Obama told the press conference that he hoped his first meeting with Russia's President, Dimitri Medvedev, in the afternoon would address what Obama called "the drift in the U.S.-Russia relationship." "There are very real differences. I have no interest in papering these over," he said, adding that on the issue of nuclear nonproliferation, he saw one of the strongest areas of common ground.
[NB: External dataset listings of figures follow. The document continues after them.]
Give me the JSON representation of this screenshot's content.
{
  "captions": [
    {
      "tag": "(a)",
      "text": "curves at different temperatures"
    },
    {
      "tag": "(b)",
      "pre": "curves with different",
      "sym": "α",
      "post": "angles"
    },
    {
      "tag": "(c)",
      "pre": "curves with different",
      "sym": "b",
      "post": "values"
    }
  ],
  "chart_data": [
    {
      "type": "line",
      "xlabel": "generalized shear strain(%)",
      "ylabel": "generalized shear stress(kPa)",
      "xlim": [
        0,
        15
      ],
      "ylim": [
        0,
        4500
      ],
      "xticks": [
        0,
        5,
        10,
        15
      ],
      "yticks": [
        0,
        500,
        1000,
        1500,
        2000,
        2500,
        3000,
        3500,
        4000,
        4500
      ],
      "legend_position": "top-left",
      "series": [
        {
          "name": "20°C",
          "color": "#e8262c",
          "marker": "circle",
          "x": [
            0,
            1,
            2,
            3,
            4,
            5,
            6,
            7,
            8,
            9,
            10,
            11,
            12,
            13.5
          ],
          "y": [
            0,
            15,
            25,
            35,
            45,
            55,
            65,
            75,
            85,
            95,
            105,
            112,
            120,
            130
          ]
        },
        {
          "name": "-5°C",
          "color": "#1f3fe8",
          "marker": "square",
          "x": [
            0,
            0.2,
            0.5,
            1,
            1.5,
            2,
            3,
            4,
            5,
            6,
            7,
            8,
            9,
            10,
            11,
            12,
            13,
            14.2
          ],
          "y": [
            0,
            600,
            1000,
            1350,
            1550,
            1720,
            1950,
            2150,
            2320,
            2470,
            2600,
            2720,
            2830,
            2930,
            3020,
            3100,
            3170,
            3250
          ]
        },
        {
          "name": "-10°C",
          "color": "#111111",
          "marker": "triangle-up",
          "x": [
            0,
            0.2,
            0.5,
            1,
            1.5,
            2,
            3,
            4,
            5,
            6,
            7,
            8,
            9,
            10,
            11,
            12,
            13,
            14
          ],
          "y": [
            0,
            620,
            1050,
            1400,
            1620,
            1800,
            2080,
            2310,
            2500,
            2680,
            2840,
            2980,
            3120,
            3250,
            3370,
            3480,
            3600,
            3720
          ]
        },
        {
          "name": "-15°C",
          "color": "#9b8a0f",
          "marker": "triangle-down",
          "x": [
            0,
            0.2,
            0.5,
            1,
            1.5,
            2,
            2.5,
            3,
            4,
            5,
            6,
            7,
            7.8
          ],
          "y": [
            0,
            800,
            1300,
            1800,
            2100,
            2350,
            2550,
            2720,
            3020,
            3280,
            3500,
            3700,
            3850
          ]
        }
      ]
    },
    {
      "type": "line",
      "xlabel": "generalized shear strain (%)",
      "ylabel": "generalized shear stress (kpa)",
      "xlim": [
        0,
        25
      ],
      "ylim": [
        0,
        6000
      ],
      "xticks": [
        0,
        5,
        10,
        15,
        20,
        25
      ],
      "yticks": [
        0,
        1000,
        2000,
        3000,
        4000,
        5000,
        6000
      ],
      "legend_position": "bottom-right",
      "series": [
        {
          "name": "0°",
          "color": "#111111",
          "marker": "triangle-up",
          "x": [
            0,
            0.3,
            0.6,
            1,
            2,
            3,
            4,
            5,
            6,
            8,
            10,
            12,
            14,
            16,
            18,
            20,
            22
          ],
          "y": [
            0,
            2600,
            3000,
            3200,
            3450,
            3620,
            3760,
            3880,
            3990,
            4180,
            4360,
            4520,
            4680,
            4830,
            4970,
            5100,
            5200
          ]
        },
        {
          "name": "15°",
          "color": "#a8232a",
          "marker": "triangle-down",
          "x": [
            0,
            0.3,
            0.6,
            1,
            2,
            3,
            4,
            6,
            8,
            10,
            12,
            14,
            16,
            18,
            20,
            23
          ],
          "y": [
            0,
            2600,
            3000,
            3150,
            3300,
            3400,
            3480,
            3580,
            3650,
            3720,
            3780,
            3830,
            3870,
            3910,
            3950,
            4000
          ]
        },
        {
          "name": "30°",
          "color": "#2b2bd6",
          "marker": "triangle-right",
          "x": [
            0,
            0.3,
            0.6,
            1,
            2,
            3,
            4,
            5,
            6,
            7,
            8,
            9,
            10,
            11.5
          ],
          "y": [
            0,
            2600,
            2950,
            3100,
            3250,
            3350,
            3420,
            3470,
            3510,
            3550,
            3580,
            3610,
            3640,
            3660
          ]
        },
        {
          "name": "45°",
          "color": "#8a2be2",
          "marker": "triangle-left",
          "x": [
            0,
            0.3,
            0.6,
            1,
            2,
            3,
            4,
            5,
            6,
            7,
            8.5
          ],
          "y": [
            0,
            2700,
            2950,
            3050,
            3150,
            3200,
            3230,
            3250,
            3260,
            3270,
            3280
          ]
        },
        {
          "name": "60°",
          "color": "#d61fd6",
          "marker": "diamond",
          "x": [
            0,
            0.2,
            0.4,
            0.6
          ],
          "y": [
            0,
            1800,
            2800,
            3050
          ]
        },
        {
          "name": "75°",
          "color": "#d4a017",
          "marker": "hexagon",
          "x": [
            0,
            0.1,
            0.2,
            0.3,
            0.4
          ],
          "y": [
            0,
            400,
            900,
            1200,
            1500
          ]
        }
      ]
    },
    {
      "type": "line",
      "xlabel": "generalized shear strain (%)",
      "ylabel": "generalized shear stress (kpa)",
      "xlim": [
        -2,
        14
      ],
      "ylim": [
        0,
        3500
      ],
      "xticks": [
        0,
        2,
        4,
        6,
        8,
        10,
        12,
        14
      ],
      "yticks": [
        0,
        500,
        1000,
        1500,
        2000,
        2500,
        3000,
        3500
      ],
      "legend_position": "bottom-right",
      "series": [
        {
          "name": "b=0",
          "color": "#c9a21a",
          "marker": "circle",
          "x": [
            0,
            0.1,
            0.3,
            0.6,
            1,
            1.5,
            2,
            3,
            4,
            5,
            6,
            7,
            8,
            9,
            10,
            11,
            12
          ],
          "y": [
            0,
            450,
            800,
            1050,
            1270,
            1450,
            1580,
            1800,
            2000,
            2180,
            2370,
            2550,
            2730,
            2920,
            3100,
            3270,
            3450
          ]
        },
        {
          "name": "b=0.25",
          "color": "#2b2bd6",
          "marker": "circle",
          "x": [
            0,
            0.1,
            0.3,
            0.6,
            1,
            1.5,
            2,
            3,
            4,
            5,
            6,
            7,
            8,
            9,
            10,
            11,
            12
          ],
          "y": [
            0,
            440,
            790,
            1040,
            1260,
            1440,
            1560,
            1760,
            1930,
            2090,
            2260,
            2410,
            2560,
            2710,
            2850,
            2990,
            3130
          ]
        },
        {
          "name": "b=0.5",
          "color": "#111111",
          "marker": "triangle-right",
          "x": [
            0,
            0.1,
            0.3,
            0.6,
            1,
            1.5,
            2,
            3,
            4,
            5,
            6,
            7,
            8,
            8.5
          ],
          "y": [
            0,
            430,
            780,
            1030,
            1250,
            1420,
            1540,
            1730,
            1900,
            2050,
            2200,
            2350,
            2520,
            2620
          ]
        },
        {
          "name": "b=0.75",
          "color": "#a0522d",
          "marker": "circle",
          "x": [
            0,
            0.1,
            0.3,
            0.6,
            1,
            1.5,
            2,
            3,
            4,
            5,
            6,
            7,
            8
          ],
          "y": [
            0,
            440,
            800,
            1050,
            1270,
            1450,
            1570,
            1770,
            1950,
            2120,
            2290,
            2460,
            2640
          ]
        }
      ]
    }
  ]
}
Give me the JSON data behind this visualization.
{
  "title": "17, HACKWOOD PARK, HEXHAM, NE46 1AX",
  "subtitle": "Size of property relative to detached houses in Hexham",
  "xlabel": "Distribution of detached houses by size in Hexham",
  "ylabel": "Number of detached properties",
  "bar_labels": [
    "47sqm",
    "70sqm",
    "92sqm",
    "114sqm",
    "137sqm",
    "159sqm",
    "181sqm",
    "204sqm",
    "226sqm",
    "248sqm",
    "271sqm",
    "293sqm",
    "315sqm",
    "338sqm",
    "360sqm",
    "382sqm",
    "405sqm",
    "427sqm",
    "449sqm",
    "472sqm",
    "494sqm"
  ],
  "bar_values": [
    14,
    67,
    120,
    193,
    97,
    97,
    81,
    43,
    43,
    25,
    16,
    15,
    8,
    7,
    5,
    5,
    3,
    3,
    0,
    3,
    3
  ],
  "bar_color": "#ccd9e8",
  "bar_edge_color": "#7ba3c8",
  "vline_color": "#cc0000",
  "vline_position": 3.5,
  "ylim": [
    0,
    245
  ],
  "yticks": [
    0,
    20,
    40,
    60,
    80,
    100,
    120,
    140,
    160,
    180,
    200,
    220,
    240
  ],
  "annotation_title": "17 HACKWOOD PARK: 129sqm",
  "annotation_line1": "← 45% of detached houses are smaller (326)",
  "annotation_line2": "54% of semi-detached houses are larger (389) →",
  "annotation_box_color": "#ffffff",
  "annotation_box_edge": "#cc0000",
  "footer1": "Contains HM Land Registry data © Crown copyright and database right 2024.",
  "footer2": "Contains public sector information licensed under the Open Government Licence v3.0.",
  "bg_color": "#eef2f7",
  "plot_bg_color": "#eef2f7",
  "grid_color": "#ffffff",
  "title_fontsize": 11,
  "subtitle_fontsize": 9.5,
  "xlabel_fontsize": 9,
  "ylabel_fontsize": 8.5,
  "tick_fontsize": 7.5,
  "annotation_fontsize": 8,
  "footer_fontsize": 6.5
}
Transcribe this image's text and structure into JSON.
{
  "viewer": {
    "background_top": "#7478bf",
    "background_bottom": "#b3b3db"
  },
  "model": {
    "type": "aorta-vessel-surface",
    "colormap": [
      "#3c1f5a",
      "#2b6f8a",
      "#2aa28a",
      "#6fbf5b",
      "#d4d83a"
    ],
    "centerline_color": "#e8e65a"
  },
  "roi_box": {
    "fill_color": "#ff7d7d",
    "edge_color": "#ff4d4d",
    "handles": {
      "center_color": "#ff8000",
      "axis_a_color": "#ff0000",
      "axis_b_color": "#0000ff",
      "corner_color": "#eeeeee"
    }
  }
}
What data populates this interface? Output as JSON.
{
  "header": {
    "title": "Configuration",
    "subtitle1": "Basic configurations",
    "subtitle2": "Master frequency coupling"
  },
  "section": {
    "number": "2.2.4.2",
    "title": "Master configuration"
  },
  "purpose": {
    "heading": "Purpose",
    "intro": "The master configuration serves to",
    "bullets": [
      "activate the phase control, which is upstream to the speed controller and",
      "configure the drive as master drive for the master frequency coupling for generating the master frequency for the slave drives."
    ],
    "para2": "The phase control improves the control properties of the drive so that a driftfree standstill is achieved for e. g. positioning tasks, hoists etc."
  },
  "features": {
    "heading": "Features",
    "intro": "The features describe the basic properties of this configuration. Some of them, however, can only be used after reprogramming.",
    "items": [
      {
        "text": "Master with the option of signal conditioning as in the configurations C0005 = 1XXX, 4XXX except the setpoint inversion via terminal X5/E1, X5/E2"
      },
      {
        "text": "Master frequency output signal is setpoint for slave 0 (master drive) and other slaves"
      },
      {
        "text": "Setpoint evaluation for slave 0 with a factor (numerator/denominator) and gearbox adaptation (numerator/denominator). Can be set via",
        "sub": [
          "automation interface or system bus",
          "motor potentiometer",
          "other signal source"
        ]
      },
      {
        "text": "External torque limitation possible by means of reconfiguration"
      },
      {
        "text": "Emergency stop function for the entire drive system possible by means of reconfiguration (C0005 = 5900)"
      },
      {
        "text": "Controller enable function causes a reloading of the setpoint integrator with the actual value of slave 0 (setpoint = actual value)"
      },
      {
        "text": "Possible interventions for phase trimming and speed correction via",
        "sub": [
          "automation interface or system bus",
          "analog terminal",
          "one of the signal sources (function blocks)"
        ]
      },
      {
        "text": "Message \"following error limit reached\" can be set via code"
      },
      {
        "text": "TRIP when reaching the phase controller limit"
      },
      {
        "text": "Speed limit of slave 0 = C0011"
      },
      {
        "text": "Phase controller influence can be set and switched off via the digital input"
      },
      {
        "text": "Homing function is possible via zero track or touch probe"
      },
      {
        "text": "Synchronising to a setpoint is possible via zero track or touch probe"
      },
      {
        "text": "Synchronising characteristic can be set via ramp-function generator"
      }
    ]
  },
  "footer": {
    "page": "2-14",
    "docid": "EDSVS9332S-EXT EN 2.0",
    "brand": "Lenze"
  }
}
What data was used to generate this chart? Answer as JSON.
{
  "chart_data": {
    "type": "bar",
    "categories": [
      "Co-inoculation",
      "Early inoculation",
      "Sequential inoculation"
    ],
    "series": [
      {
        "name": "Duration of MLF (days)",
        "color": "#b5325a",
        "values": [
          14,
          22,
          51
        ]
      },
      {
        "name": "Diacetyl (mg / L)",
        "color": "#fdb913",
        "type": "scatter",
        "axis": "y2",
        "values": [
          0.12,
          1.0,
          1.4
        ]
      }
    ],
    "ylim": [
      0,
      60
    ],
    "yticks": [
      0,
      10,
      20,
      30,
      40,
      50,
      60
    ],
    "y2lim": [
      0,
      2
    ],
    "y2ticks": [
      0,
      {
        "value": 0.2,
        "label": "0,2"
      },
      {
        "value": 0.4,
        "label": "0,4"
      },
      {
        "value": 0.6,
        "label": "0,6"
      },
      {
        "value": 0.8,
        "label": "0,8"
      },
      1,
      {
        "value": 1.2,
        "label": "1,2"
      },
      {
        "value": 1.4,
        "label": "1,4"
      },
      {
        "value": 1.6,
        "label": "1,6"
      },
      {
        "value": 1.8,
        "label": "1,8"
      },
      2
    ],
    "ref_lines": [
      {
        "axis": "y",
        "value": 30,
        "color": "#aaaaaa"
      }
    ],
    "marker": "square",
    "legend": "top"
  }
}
Whether that reset button proves effective remains to be seen, but in his first international appearance since his election, Obama certainly reset White House relations with the famously cynical British press, many of whom surreptitiously took pictures and video on their cell phones as he spoke. He charmed them by giving real consideration to journalists' questions. He wouldn't say when he thought the hard times would end, but he urged sensible financial planning ("Basing decisions around fear is not the right way to go"). He also said he loved the Queen — he and the First Lady will meet the monarch ahead of a grand get-together at Buckingham Palace for all G-20 leaders on the eve of the summit. "Michelle has really been thinking [the royal meeting] through," he quipped. (See pictures of Michelle Obama's fashion.)

Obama even risked accepting the invitation of one British hack to give election advice to Prime Minister Brown, subverting the mischievous intent behind the question with a thoughtful response. "Over time, good policy is good politics," Obama said. Moreover, "you can wake up in the morning and look in the mirror." From a President only 73 days into his job to a politician who has served, respectively, as Chancellor and Prime Minister since 1997, such a response might have seemed presumptuous. Instead Brown smiled, apparently happy to bask in the reflected glow of Obama's optimism. Hope, as Obama continues to show, really can triumph over experience.